Government has a cavalier attitude towards food security. British farmers currently provide about half our food needs. Here is Liz Webster, chair of Save British Farming: “The Conservatives with their BREXIT messed up our trade. This also impacted our labour supply because it ended freedom of movement. It also removed the cap and food subsidies”. Informed comment from a sector that on the whole foolishly supported BREXIT. The Minister for Environment, Food and Rural Affairs, Thérèse Coffey, was booed at this February’s NFU (National Farmers Union) conference. Minette Batters, NFU President, attributed food supply-chain problems to BREXIT. It was refreshing to hear the truth. British farming has been blighted.
Finally, we come to the genuinely existential crisis which threatens everyone and to which farming contributes: climate change. The Government has given itself permission to defy COP agreements including the spirit of COP26 held under British chairmanship. It has repeatedly caved in to lobbying by the fossil fuel companies including granting new licenses for oil and gas exploration in the North Sea. As a result internationally agreed targets for reducing carbon emissions in the UK, Net-Zero by 2050, will be impossible to achieve.

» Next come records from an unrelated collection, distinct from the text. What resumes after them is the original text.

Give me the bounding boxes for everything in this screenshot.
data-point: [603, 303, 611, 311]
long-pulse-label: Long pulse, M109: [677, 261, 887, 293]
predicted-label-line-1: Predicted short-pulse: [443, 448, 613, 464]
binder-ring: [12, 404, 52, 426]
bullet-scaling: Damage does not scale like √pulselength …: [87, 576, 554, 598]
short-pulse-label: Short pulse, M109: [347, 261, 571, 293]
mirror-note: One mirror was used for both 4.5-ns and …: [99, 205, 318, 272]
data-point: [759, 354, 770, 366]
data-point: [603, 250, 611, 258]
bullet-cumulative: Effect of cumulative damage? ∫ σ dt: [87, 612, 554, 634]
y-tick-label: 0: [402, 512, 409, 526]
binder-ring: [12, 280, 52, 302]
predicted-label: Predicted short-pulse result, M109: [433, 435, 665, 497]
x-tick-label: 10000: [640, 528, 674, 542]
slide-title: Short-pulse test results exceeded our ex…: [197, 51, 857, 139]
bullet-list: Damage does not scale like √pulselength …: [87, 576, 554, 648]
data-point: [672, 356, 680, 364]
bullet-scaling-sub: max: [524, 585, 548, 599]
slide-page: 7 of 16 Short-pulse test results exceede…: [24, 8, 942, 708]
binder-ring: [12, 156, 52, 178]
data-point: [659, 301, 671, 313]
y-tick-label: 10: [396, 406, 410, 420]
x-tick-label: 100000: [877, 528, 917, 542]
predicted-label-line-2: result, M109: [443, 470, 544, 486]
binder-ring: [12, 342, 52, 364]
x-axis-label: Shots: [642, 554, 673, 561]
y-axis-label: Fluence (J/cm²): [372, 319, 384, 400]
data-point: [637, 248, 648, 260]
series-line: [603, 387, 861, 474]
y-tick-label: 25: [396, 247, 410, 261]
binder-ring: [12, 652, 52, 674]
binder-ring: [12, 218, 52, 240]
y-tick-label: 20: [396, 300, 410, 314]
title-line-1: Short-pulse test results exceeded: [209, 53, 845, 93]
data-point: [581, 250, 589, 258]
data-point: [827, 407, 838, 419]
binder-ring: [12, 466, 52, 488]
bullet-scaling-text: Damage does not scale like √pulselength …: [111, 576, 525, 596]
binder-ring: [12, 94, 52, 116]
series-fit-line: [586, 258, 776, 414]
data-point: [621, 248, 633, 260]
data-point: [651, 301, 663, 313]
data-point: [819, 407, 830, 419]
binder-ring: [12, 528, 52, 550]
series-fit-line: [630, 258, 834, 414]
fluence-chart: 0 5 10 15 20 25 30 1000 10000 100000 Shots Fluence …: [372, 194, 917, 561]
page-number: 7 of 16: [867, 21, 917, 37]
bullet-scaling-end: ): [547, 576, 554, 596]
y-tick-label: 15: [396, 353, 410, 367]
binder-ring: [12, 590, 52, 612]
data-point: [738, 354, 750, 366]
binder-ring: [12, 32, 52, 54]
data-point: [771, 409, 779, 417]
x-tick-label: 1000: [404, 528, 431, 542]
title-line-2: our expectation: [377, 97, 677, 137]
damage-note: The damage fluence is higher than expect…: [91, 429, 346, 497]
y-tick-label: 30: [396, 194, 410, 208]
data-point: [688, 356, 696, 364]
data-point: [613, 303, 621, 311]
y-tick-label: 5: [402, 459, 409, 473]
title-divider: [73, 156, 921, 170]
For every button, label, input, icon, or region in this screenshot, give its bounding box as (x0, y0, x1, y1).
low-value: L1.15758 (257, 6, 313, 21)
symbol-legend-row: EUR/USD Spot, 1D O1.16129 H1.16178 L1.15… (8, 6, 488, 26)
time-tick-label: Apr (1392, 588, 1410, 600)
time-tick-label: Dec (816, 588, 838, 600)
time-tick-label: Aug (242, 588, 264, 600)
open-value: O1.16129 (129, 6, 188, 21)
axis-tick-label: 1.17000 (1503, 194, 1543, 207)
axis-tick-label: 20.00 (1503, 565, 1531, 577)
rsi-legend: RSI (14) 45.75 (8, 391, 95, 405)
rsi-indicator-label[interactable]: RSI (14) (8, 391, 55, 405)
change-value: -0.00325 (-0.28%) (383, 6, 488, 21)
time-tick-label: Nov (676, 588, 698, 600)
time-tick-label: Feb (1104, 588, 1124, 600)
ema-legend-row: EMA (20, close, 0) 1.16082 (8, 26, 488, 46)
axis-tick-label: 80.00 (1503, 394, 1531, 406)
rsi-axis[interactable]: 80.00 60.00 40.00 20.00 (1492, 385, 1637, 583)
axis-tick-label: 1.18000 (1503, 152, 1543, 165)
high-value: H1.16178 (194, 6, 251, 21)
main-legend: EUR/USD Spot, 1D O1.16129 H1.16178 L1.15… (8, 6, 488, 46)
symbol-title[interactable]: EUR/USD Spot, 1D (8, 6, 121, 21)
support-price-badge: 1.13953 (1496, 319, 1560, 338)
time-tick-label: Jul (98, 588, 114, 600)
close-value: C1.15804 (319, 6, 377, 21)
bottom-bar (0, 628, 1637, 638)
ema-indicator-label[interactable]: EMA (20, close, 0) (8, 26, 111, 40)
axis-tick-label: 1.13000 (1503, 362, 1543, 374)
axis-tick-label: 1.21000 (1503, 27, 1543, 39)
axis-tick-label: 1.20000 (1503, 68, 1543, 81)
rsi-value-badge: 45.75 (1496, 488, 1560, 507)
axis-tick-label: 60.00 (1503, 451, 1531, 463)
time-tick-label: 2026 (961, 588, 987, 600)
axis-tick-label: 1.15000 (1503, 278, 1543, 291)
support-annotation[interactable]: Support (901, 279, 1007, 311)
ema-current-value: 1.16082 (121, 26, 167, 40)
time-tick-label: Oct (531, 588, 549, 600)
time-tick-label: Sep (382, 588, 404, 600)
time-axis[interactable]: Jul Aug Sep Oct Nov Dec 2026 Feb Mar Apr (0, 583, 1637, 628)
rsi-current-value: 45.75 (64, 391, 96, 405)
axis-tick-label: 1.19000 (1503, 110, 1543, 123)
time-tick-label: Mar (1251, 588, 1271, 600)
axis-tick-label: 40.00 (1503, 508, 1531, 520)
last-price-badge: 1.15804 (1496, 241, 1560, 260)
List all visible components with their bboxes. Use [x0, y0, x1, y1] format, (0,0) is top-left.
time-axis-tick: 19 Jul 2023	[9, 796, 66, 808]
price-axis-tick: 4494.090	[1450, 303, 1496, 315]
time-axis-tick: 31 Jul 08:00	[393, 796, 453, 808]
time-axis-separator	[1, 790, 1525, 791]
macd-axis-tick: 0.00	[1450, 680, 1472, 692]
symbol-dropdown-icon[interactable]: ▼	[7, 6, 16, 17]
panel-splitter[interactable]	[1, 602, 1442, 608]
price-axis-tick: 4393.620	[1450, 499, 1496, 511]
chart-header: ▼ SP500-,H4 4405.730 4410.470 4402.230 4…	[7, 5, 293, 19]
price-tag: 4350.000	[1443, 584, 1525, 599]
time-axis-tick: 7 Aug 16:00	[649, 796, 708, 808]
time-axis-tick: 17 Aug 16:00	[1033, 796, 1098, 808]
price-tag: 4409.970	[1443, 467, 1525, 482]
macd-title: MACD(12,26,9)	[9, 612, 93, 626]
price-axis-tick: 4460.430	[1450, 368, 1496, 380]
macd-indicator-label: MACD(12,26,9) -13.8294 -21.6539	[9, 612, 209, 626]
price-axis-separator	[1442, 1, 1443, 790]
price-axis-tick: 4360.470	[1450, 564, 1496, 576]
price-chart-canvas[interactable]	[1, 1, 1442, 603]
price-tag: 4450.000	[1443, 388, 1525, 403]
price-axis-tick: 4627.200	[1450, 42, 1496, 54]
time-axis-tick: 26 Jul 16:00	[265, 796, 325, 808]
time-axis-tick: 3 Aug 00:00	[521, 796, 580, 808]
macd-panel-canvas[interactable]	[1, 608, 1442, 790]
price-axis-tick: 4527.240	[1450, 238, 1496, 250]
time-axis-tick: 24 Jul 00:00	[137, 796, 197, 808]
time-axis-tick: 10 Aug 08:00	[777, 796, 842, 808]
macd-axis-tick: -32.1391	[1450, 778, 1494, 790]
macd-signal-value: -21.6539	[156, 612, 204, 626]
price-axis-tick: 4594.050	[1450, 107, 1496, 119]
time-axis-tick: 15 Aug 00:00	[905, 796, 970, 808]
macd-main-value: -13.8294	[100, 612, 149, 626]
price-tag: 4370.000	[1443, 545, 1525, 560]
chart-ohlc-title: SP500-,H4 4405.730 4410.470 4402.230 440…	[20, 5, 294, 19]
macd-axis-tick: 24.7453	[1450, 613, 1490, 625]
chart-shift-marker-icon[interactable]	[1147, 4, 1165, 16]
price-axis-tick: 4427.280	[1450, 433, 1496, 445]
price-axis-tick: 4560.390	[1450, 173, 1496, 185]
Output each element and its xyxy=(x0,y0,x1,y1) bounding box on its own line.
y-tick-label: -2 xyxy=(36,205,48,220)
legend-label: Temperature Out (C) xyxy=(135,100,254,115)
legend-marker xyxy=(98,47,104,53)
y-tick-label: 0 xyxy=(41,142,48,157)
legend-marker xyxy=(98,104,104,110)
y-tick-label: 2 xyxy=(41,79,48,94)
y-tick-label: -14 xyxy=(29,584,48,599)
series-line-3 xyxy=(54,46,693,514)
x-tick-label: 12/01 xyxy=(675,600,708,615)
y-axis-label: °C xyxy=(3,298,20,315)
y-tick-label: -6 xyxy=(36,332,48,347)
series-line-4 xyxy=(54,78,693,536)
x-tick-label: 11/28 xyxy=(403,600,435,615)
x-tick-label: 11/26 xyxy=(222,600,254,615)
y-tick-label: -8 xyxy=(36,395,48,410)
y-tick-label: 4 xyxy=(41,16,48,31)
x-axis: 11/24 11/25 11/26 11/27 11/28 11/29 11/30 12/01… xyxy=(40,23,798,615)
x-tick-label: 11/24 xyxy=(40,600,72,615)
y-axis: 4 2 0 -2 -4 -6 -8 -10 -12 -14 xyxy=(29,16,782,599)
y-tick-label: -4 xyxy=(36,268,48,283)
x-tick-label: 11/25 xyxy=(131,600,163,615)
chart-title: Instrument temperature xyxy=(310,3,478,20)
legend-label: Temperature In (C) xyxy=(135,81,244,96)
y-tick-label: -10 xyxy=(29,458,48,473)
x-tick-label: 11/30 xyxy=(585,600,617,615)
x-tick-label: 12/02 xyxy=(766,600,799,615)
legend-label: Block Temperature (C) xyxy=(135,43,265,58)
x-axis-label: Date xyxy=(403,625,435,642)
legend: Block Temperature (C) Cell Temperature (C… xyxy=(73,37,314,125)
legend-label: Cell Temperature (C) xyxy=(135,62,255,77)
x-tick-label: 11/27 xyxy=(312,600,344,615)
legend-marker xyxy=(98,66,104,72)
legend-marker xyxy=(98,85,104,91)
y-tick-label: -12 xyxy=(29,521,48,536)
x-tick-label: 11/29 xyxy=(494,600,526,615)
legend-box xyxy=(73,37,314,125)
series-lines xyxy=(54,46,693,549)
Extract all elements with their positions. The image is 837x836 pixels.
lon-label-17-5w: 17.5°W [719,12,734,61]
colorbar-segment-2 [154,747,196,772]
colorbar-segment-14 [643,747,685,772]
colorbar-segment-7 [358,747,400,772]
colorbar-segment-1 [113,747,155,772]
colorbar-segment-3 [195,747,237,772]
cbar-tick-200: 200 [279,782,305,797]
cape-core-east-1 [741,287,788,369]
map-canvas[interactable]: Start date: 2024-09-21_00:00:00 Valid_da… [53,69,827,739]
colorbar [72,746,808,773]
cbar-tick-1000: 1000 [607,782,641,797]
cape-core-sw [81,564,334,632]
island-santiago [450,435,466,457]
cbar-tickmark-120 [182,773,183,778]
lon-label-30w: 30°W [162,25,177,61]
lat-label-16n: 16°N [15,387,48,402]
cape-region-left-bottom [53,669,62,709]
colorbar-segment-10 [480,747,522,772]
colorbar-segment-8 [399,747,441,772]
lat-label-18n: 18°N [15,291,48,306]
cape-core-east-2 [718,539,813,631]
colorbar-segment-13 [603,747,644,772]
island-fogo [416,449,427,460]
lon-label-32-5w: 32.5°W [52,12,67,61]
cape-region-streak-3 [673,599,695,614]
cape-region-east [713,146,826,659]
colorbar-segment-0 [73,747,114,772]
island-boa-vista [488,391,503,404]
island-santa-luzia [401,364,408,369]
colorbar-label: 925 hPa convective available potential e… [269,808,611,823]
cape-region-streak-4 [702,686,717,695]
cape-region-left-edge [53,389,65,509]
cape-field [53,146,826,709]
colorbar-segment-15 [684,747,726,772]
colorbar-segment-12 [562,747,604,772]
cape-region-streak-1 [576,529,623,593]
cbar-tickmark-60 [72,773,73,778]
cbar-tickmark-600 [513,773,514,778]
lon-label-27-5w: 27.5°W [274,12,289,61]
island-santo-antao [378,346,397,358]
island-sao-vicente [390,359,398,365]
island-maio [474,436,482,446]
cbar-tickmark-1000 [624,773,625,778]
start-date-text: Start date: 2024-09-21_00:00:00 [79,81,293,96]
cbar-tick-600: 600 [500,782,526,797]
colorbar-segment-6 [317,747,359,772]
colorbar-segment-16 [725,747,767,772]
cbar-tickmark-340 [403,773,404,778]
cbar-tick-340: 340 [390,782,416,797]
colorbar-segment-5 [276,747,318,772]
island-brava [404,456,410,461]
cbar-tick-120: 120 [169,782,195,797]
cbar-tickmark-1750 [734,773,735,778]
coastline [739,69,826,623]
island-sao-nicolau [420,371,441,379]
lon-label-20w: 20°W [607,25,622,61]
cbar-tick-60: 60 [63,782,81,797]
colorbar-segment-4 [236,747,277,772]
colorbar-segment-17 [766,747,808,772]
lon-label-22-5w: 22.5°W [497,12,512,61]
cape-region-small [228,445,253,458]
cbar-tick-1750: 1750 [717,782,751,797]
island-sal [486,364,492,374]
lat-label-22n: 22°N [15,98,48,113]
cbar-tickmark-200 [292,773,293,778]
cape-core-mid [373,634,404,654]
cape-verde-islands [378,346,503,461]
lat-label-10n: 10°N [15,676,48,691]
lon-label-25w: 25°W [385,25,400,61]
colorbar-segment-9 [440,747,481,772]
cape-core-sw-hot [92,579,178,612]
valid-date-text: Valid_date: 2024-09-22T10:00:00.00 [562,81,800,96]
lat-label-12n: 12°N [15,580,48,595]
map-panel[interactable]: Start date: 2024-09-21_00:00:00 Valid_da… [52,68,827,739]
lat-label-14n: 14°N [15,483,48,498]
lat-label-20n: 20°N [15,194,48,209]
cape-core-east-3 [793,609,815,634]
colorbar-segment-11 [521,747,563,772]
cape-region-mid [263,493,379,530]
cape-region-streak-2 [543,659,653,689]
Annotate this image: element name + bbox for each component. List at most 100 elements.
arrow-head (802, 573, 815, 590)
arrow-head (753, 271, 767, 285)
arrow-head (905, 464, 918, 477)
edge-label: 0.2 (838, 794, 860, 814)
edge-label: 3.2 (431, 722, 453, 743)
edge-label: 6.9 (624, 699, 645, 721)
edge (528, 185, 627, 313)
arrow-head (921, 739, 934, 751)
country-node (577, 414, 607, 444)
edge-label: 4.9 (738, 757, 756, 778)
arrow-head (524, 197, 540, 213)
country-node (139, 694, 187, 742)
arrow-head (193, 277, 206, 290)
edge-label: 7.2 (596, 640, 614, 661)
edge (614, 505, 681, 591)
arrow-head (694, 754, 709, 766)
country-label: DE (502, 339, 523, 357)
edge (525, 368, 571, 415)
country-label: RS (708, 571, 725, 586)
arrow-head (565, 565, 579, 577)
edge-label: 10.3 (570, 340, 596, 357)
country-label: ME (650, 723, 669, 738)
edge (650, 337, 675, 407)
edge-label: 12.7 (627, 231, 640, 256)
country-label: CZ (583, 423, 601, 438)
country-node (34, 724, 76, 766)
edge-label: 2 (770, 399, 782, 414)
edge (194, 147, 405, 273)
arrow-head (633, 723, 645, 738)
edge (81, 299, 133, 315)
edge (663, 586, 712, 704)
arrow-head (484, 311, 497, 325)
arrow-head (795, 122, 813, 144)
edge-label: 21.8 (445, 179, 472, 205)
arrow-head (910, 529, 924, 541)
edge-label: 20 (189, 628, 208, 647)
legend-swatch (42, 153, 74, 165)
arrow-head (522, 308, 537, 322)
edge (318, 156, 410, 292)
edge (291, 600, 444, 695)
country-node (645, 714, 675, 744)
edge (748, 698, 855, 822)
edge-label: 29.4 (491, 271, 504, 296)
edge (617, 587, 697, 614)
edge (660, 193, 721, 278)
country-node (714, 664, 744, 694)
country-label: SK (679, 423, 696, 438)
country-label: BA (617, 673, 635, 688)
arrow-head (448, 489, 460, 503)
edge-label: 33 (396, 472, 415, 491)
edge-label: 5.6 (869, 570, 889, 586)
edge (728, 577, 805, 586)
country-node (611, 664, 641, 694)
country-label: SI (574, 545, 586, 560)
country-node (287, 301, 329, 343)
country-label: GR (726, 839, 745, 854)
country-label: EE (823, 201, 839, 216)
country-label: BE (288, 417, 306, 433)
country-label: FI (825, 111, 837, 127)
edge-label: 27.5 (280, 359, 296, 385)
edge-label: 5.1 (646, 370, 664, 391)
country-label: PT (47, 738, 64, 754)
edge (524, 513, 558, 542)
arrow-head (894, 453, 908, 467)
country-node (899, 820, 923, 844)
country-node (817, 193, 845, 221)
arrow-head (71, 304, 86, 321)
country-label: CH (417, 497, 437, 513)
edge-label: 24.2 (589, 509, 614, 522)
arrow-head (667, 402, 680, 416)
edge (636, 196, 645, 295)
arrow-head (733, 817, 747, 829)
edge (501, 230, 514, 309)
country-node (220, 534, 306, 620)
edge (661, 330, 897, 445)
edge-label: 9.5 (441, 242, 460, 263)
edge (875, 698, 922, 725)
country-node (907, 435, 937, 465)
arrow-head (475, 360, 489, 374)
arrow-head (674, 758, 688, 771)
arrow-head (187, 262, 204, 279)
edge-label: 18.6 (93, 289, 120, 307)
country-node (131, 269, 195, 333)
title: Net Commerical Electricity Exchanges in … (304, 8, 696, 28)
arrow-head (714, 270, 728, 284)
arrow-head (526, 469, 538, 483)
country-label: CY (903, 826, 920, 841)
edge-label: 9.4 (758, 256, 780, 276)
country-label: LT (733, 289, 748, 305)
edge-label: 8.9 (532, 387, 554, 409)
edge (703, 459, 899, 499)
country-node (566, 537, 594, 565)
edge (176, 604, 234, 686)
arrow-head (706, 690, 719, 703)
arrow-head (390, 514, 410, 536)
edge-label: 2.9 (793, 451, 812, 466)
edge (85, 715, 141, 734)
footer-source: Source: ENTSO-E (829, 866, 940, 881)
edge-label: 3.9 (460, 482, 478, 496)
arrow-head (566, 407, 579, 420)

The Government is generating flurries of announcements to hide that it is treading water. After 13 years, Tory rule has run its course. It is tired. It lacks talent. The Prime Minister’s judgement of who should be appointed to his Cabinet looks increasingly questionable. Scandal follows scandal. Senior Government Ministers follow each other onto the back benches. The vocabulary of politics, increasingly influenced by social media, swings from schoolboy jibes to dog-whistles to misinformation that fact-checkers can reveal as such in minutes.
As a university lecturer in Nigeria, I learned a lot about corruption and heard many pithy expressions. Commenting on their own politicians Nigerians often said: “they no savvy shame”. Words that perfectly fit 13 years of Tory rule. The May local elections will give some indication of whether the public agrees. But most likely, despite predictable losses it will remain Party first, country second. We may well have to wait until the last moment, in the autumn or winter of next year, before the Tories finally savvy shame.